Northern Europeans, such as the Irish, Welsh, and Cornish, arrived in the metal towns first, followed by southern and eastern Europeans, Japanese, and Mexicans. The Chinese, finished with the business of railroad building after 1869, funneled into mining towns such as Park City, where memories of China Town and China Bridge still continue. Mining and smelter towns alike contained varying degrees of ethnic diversity, producing tensions and labor strife. Nativism--antiforeign sentiment, bigotry, and racism--existed in Utah, and erupted most evidently in metal- and coal-mining regions. Unionism attracted these "new immigrants," as it did others with grievances. Strikes and labor-management relations were an important part of Utah's industrial history--the celebrated local trial and execution of Joe Hill and the growth locally of the Industrial Workers of the World (IWW) are but two examples.

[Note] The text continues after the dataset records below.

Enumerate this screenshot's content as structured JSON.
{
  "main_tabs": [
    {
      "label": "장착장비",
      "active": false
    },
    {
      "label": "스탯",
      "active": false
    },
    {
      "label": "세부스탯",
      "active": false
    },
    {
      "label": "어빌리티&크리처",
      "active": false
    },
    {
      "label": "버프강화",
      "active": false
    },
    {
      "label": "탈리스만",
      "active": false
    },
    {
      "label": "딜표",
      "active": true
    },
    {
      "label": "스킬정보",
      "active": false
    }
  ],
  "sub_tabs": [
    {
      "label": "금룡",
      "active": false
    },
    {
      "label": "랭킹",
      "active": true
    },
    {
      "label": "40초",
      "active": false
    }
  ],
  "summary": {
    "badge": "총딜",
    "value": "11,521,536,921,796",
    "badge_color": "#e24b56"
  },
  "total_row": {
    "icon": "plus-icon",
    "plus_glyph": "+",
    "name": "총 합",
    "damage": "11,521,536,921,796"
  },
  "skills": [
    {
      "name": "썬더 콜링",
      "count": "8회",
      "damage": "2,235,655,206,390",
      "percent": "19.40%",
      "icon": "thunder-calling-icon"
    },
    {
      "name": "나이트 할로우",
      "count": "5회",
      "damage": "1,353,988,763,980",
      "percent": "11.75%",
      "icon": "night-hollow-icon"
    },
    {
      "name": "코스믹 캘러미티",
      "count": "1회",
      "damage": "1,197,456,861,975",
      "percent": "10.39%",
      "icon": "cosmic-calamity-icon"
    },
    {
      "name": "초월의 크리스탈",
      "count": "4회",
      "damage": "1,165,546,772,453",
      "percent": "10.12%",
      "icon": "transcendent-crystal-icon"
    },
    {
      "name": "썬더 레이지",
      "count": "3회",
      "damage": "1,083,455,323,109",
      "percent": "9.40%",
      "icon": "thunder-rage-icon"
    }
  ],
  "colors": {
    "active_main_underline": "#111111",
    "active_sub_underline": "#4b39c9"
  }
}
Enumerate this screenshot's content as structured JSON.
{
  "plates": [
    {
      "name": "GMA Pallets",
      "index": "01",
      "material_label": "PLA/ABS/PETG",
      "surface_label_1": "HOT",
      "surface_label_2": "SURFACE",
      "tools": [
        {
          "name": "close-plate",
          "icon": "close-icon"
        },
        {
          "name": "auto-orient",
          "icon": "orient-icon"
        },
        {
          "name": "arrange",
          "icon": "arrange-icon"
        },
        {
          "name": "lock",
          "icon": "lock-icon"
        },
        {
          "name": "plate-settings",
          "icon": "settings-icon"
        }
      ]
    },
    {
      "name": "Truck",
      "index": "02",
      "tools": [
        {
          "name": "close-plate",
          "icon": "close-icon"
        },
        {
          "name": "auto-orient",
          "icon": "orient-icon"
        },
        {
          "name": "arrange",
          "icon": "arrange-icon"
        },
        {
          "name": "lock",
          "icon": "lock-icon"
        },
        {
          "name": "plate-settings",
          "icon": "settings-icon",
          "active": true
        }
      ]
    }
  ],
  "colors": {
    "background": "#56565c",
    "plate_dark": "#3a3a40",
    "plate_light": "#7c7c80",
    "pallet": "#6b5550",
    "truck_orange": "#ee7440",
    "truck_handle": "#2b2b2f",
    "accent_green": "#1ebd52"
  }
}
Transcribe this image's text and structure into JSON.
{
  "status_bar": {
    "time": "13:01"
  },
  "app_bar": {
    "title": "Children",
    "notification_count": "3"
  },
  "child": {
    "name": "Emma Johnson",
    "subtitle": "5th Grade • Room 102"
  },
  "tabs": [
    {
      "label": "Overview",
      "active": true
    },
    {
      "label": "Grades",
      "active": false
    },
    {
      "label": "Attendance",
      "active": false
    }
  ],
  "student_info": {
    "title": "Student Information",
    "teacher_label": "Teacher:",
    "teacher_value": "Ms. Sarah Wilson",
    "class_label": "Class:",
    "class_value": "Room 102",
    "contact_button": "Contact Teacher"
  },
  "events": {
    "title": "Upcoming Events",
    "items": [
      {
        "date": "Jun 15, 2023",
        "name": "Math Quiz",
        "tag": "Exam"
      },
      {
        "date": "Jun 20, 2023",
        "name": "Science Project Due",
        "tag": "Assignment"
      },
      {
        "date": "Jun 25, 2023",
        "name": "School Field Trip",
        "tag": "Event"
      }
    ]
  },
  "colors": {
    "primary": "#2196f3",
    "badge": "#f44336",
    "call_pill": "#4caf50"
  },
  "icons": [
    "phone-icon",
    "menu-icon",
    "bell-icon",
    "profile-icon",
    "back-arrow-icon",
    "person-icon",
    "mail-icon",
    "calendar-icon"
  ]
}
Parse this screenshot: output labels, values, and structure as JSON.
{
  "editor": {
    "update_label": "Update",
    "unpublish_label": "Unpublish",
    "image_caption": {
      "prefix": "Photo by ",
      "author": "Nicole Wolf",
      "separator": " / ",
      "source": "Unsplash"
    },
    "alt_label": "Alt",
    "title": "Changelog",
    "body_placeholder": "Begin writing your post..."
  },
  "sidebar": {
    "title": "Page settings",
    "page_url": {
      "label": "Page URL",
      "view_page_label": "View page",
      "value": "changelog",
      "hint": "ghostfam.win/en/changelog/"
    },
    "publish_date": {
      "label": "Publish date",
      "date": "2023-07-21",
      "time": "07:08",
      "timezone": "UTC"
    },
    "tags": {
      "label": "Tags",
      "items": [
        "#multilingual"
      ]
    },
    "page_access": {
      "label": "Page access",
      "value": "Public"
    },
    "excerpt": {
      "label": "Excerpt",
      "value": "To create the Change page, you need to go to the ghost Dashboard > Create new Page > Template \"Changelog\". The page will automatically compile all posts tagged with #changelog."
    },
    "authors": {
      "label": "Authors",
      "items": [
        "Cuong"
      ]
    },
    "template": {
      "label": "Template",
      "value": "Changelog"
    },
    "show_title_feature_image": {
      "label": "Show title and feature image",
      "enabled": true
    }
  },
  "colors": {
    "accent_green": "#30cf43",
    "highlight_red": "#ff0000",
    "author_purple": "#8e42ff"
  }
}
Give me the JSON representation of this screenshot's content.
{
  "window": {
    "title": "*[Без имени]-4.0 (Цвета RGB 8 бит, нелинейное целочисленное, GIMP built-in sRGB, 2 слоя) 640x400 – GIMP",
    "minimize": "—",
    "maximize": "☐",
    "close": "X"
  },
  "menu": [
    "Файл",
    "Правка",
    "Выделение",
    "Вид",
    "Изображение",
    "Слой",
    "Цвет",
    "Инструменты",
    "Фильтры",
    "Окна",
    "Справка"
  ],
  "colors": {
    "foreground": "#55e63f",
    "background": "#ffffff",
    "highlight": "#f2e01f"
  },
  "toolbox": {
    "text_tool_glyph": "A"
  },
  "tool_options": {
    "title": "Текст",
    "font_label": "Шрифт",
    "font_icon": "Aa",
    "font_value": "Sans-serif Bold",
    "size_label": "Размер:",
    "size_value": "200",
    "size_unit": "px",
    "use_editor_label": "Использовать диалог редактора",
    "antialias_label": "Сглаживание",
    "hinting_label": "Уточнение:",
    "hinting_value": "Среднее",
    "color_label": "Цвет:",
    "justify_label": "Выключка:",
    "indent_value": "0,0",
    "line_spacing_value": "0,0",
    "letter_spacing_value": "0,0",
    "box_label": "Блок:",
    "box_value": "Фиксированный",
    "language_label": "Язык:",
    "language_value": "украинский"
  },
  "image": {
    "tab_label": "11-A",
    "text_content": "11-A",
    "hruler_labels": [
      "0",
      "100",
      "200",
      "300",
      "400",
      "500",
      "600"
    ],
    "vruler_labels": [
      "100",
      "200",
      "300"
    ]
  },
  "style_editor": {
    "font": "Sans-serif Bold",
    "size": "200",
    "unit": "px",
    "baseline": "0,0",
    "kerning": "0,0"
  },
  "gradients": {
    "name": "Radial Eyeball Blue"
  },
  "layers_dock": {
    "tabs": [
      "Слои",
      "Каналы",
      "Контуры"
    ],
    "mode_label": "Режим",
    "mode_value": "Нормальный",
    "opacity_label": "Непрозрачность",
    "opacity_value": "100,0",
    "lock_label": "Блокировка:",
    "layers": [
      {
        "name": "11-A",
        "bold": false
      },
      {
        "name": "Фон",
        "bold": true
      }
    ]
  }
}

Metal mining in Utah, as in other locales, reacted to the vagaries of the economy. Upswings and downturns created periods of optimism and pessimism. The Great Depression of the 1930s affected the industry greatly, causing production to plummet. However, World War II caused the demand for metals to rise, rejuvenating the industry.
Uranium, the "wonder mineral" that became a giant in the 1950s, had been sought in earlier days. The quest for uranium and accompanying minerals has historical roots in Utah, and the industry of the late 1950s and 1960s rested upon prior experience in the fields of prospecting, mining, and processing. The earliest users of uranium ore in Utah were Native Americans who used it for paints. Initial Utah uranium mining began in the 1870s and 1880s on a small scale, with ore shipped to France and Germany in 1884 for use in the forming of salts and oxides as colorants for ceramics and dyes, in the manufacture of glass and pottery, and as aids in photography and steel plating. By 1898 radium had been isolated from the mineral, and carnotite had been found and identified. Radium became known as a "wonder drug."